= New England Light Pollution Advisory Group =

The New England Light Pollution Advisory Group (NELPAG) is a volunteer organization founded in 1993 to educate the public on the benefits of using efficient, glare-free outdoor night lighting. It is an affiliate of the International Dark-Sky Association. It is thought that the NELPAG hosted the first-ever website on light pollution, and it hosted the website of the International Dark Sky Association early on before the IDSA copied it over and developed at more fully, leaving the NELPAG website to continue on its own.

NELPAG maintains a wide range of resources about outdoor-lighting issues.

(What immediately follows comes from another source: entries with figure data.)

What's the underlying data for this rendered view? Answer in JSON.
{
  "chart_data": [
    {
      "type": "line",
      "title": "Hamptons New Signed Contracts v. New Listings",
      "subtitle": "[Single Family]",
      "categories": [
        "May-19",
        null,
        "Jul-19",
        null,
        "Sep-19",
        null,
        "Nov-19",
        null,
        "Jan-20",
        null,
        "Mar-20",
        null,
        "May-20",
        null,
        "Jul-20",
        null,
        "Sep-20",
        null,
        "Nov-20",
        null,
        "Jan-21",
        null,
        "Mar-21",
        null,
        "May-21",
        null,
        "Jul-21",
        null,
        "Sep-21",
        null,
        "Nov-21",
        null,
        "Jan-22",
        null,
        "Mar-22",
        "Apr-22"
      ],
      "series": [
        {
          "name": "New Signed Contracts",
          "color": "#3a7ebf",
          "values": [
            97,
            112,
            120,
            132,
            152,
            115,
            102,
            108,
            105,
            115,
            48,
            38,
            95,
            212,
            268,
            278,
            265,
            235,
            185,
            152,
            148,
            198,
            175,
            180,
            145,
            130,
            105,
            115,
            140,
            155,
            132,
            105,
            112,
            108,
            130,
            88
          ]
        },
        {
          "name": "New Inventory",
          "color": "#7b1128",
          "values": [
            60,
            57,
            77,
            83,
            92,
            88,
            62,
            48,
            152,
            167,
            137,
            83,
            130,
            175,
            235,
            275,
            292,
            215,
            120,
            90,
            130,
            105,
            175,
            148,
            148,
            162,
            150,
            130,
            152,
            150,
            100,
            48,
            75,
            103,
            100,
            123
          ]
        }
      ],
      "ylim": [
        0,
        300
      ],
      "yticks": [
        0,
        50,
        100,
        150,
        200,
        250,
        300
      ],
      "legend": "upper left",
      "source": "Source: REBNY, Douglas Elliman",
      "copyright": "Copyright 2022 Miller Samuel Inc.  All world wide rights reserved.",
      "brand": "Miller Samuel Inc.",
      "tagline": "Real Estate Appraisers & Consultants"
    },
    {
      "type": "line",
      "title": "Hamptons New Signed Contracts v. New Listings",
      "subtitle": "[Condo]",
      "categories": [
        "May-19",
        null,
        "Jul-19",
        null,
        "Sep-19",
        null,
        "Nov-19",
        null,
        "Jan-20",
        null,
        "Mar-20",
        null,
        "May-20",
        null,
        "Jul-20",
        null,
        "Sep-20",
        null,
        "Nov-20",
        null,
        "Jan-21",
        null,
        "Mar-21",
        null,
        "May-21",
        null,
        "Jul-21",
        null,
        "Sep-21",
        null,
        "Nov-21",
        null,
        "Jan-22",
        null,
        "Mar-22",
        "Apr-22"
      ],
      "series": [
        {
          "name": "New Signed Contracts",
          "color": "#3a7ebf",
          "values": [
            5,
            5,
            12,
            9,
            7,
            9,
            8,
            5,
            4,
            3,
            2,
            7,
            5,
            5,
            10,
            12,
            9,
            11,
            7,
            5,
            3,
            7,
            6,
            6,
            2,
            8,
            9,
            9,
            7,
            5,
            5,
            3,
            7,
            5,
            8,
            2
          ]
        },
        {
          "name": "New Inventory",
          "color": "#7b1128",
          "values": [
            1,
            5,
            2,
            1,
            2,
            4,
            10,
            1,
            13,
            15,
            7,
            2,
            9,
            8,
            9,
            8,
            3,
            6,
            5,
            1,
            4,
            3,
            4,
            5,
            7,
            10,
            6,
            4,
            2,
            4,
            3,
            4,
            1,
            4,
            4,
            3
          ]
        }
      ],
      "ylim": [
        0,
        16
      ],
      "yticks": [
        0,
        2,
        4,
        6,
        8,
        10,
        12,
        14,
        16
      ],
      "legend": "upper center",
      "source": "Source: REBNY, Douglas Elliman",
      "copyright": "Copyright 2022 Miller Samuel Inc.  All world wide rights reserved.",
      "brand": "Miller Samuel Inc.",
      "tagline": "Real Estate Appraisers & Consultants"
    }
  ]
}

These include background articles on the terminology and principles of outdoor lighting, details of current and pending state legislation concerning outdoor lighting, a chronicle of relevant news reports from the New England region, lists of towns with outdoor-lighting regulations, and samples of such ordinances.

NELPAG also sponsors occasional meetings throughout the New England region that bring together lighting engineers, astronomers, policy makers, journalists, and the general public for discussion of improvement in outdoor night lighting. The NELPAG has not been so active since about 2010, but these pages are preserved as having high relevance for people assessing the problems of light pollution and what solutions can be undertaken. Lightbulbs have undergone much change in the last decade or two, and the importance of shielding lights to reduce glare has not abated at all.